Analyzing Titanic Data
1 Introduction
Sometime ago, a Titanic dataset was released to the general public. This file is given to you as titanic_data.csv. This data is in text format and contains 12 different types of information for each passenger that boarded Titanic.
This data is formatted as shown below:
- Each line of the dataset corresponds to one person.
- For each person the following parameters are given:
- PassengerId: just a counter that starts with 1 and goes to 892
- Survived: 0 = not survived; 1 = survived
- Pclass: passenger class: 1 = first class, 2 = second class, and 3 = third class
- Name: passenger name
- Sex: passenger gender
- Age: passenger age
- SibSp, Parch, Ticket, Fare, Cabin, Embarked: not important for this lab
- The 12 items are separated by comma (csv = comma separated value). As shown in the example below:
PassengerId, Survived, Pclass, Name, Sex, Age, SibSp, Parch, Ticket, Fare, Cabin,Embarked
1, 0, 3, Braund, Mr. Owen Harris, male, 22,1, 0,A/5, 21171, 7.25, C85, S
2 Analyzing the data
You have been assigned by your manager to do some simple statistics on this data:
- Compute Overall Survival Rate
- Compute Woman Survival Rate
- Compute Man Survival Rate
- Compute Woman Per Class Survival Rate
- Compute Man Per Class Survival Rate
3 Conclusions of your Analysis
Provide your conclusions based on your analysis, such as:
“A passenger would mostly survive if it was a woman in the 1st class…”

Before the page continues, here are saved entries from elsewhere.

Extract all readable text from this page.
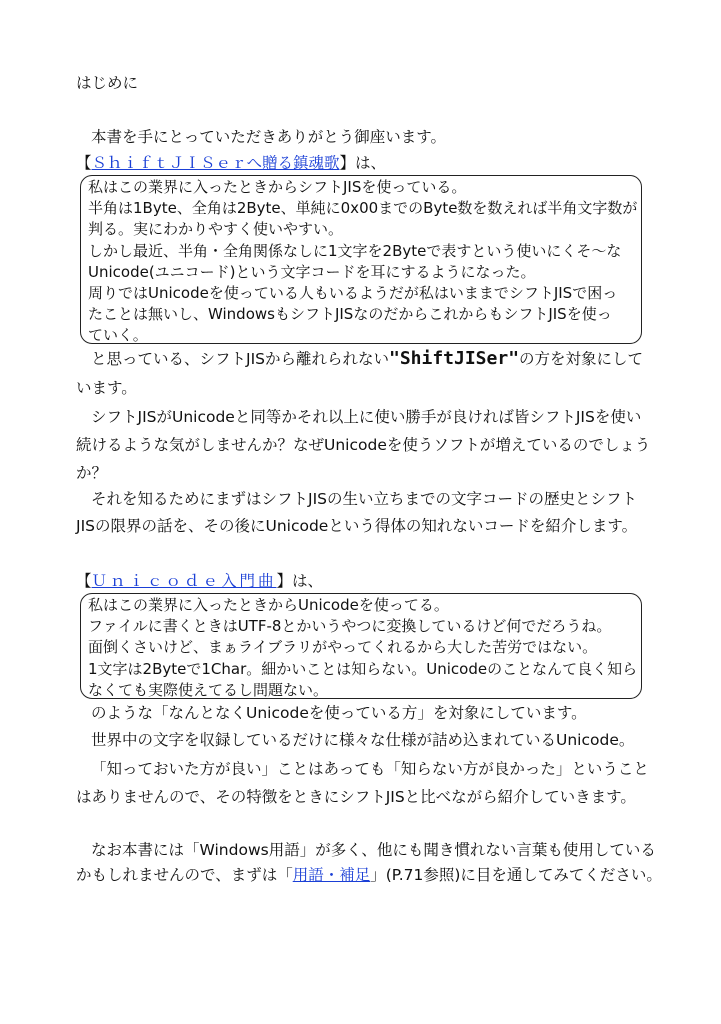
はじめに
本書を手にとっていただきありがとう御座います。
【ＳｈｉｆｔＪＩＳｅｒへ贈る鎮魂歌】は、
私はこの業界に入ったときからシフトJISを使っている。
半角は1Byte、全角は2Byte、単純に0x00までのByte数を数えれば半角文字数が
判る。実にわかりやすく使いやすい。
しかし最近、半角・全角関係なしに1文字を2Byteで表すという使いにくそ～な
Unicode(ユニコード)という文字コードを耳にするようになった。
周りではUnicodeを使っている人もいるようだが私はいままでシフトJISで困っ
たことは無いし、WindowsもシフトJISなのだからこれからもシフトJISを使っ
ていく。
と思っている、シフトJISから離れられない"ShiftJISer"の方を対象にして
います。
シフトJISがUnicodeと同等かそれ以上に使い勝手が良ければ皆シフトJISを使い
続けるような気がしませんか？なぜUnicodeを使うソフトが増えているのでしょう
か？
それを知るためにまずはシフトJISの生い立ちまでの文字コードの歴史とシフト
JISの限界の話を、その後にUnicodeという得体の知れないコードを紹介します。
【Ｕｎｉｃｏｄｅ入門曲】は、
私はこの業界に入ったときからUnicodeを使ってる。
ファイルに書くときはUTF-8とかいうやつに変換しているけど何でだろうね。
面倒くさいけど、まぁライブラリがやってくれるから大した苦労ではない。
1文字は2Byteで1Char。細かいことは知らない。Unicodeのことなんて良く知ら
なくても実際使えてるし問題ない。
のような「なんとなくUnicodeを使っている方」を対象にしています。
世界中の文字を収録しているだけに様々な仕様が詰め込まれているUnicode。
「知っておいた方が良い」ことはあっても「知らない方が良かった」ということ
はありませんので、その特徴をときにシフトJISと比べながら紹介していきます。
なお本書には「Windows用語」が多く、他にも聞き慣れない言葉も使用している
かもしれませんので、まずは「用語・補足」(P.71参照)に目を通してみてください。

“A passenger would mostly not survive if …”
4 Sample Code
If you like challenges, try to code the whole program yourself. You will learn more doing so. If you think that you need some help or got stuck developing it, then get help from your lab TA. If you still are not sure how to do it, look at the sample code shown in the next page. It implements the first bullet of Section 2 above.
Sample Code
import java.io.File;
import java.io.FileNotFoundException;
import java.util.Scanner;
import java.util.logging.Level;
import java.util.logging.Logger;
public class TitanicAnalysis {
private int totalNumberOfPassenger = 892;
public static void main(String[] args) {
new TitanicAnalysis();
}
public TitanicAnalysis() {
String[] titanicData = readTitanicDatasetFromFile("titanic_data.csv");
computeOverallSurvivalRate(titanicData);
// computeWomanSurvivalRate(titanicData);
// computeManSurvivalRate(titanicData);
// computeWomanPerClassSurvivalRate(titanicData);
// computeManPerClassSurvivalRate(titanicData);
}
private String[] readTitanicDatasetFromFile(String titanicDatasetFile) {
File titanic = new File(titanicDatasetFile);
String[] titanicRawData = new String[totalNumberOfPassenger];
try {
Scanner titanicData = new Scanner(titanic);
int index = 0;
while(titanicData.hasNext()) {
titanicRawData[index] = titanicData.nextLine();
System.out.println(titanicRawData[index]);
index++;
}
return titanicRawData;
} catch (FileNotFoundException ex) {
Logger.getLogger(TitanicAnalysis.class.getName()).log(Level.SEVERE, null, ex);
}
return null;
}
private void computeOverallSurvivalRate(String[] titanicData) {
int survivedCounter = 0;
int notSurvivedCounter = 0;
for (int counter = 1; counter < totalNumberOfPassenger; counter++) {
String[] items = titanicData[counter].split(",");
if (Integer.parseInt(items[1].trim()) == 0) {
notSurvivedCounter++;
} else if(Integer.parseInt(items[1].trim()) == 1) {
survivedCounter++;
} else {
System.out.println("Invalid Survived type: " + items[1]);
}
}
double survivedRate = (double)survivedCounter / totalNumberOfPassenger * 100;
double notSurvivedRate = (double)notSurvivedCounter / totalNumberOfPassenger * 100;
System.out.printf("Survived Rate: %.2f%% Non-survived Rate: %.2f%%\n", + survivedRate, notSurvivedRate);
}
}